What?  Really?  Did she just say that?  How could they be any healthier?  I don't get it.  Is this really how most American's think?  Just because it's not noticeably sweet, it much be healthier?  Wow!

Let's see - what are the ingredients:
Enriched flour bleached(wheat flour, malted barley flour, niacin, ferrous sulfate, thiamin mononitrate, ribolfavin, folic acid), Water, Soybean Oil, Palm Oil, Ham with Natural Juices Ground and Formed (ham, salt sugar, modified potato starch, pork stock, ground mustard, dextrose, sodium tripolypohsphate, natural smoke flavor, natural flavor, sodium nitrite ascorbic acid, citric acid), Eggs, Partially Hydrogenated Soybeean and Cottenseed Oil, Corn Starch, Glycerin, Egg Yolk, Salt, Dry Yeast, Dried Whey, Maltodextrin, Dextrose, Modified Corn Starch, Sodium Caseinate, Cheddar Cheese (milk, cheese cultures, salt, enzymes), Sodium Posphate, Mono and Diglycerides, Lactic Acid, Sodium Citrate, Nonfat Milk, Ctric Acid, Sodium Steearoyl Lactylate, Xanthan Gum, Enzyme Modified Parmesan Cheese (milk, cheese cultures, salt enzymes), Spice, Blue Cheese (milk, cheese cultures, salt, enzymes), Guar Gum, Natural Flavor, Autolyzed Yeast Extract, Potassium Sorbate and TBHZ (preservatives), Titanium Dioxide, Yellow 5, Yellow 6.

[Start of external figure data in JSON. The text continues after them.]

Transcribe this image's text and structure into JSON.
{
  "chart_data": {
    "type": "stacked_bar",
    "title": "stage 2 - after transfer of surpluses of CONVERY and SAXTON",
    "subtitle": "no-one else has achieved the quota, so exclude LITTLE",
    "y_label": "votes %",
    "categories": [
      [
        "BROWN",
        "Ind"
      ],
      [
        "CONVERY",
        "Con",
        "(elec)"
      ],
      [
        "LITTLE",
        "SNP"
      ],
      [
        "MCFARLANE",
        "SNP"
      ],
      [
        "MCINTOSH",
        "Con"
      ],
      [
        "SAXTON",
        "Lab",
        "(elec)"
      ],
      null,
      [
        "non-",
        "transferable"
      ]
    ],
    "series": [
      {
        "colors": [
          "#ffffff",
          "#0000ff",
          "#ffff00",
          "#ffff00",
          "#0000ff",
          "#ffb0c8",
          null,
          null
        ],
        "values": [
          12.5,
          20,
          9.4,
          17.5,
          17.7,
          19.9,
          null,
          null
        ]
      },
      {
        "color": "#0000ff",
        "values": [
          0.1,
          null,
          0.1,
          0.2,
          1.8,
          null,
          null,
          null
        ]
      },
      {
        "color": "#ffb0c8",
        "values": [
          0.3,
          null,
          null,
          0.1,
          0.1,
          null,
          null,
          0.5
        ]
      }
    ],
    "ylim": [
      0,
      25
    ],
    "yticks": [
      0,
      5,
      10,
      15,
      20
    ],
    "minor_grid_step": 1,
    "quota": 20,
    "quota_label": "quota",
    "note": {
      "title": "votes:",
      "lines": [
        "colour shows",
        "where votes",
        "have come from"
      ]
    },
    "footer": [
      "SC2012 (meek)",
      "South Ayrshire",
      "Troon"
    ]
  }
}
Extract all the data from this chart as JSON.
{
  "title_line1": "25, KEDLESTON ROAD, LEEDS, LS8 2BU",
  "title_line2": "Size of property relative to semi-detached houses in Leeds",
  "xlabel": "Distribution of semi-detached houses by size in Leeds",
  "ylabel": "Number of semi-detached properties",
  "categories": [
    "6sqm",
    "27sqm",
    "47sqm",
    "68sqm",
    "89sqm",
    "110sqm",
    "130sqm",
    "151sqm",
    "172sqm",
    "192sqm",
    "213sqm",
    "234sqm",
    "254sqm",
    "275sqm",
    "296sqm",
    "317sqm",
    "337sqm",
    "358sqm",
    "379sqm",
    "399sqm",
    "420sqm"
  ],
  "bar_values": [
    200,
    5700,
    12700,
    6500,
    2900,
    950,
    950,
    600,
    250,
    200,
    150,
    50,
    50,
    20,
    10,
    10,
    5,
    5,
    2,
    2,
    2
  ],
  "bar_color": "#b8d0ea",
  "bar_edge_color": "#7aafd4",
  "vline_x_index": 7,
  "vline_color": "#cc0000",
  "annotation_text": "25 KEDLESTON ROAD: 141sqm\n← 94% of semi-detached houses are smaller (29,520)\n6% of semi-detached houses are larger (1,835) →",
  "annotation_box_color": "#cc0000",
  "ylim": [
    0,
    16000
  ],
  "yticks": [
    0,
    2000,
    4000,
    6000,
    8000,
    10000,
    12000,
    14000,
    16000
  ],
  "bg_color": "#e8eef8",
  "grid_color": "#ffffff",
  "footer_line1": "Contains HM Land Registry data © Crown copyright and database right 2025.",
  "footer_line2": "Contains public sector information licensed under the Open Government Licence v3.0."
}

Wow!  What is half of this stuff?  When I make bread it's flour, water, salt and yeast.  That's it.  Ham is ham, cheese is cheese.  Eggs are eggs.  And what exactly is "natural flavor"?  Hmmm.  Healthier then frozen waffles huh?  I don't see how. 

Nutritional value?  For ONE of these, which does not come anywhere near filling you up - You get 11 grams of fat, 3.5 of that saturated (17% of your daily value.  Now remember, you'll probably eat 2 or 3 of these).  0.5 grams of trans fats (triple that if you eat 3) 20 mg of Cholesterol (7 % times 3) 310 mg of sodium (13% times 3) 16 grams of total carbohydrates (5% times 3) 1 gram of sugar and 3 grams of protein (times 3) No vitamin A no Vitamin C no Calcium and 4% of your Iron. 

This is healthier then a frozen waffle?  Really? At least you can top a waffle with yogurt and fresh fruit and get something good from it.  What would you top this with? Ketchup?  Hot sauce maybe?  No wonder this girl looked visibly unhealthy - her skin was gray and she was slightly overweight and moved at a slugs pace.  The poor thing thinks this kind of food is healthy.  She probably lives on stuff like this.  I have to wonder when she last ate a fresh strawberry or had an apple fresh off the tree.  I feel sad for her.  I feel sad for all of the people out there who actually think like this and are completely oblivious to how good food should be.  What have we taught these people?  Not much apparently.  We need to change that.  And soon.

2 comments:

Unknown said...

I agree. Most people don't have a clue what good healthy food is! It is a reminder to me to make sure that I teach Erin where her food comes from and how to eat healthy! Since we are moving and on a time crunch too (isn't everybody these days) I'll have to be even more diligent over the next few weeks! Good luck to you!

Kim Eastlick said...

Thanks Cheri - Good luck to you too. Hang in there with the move.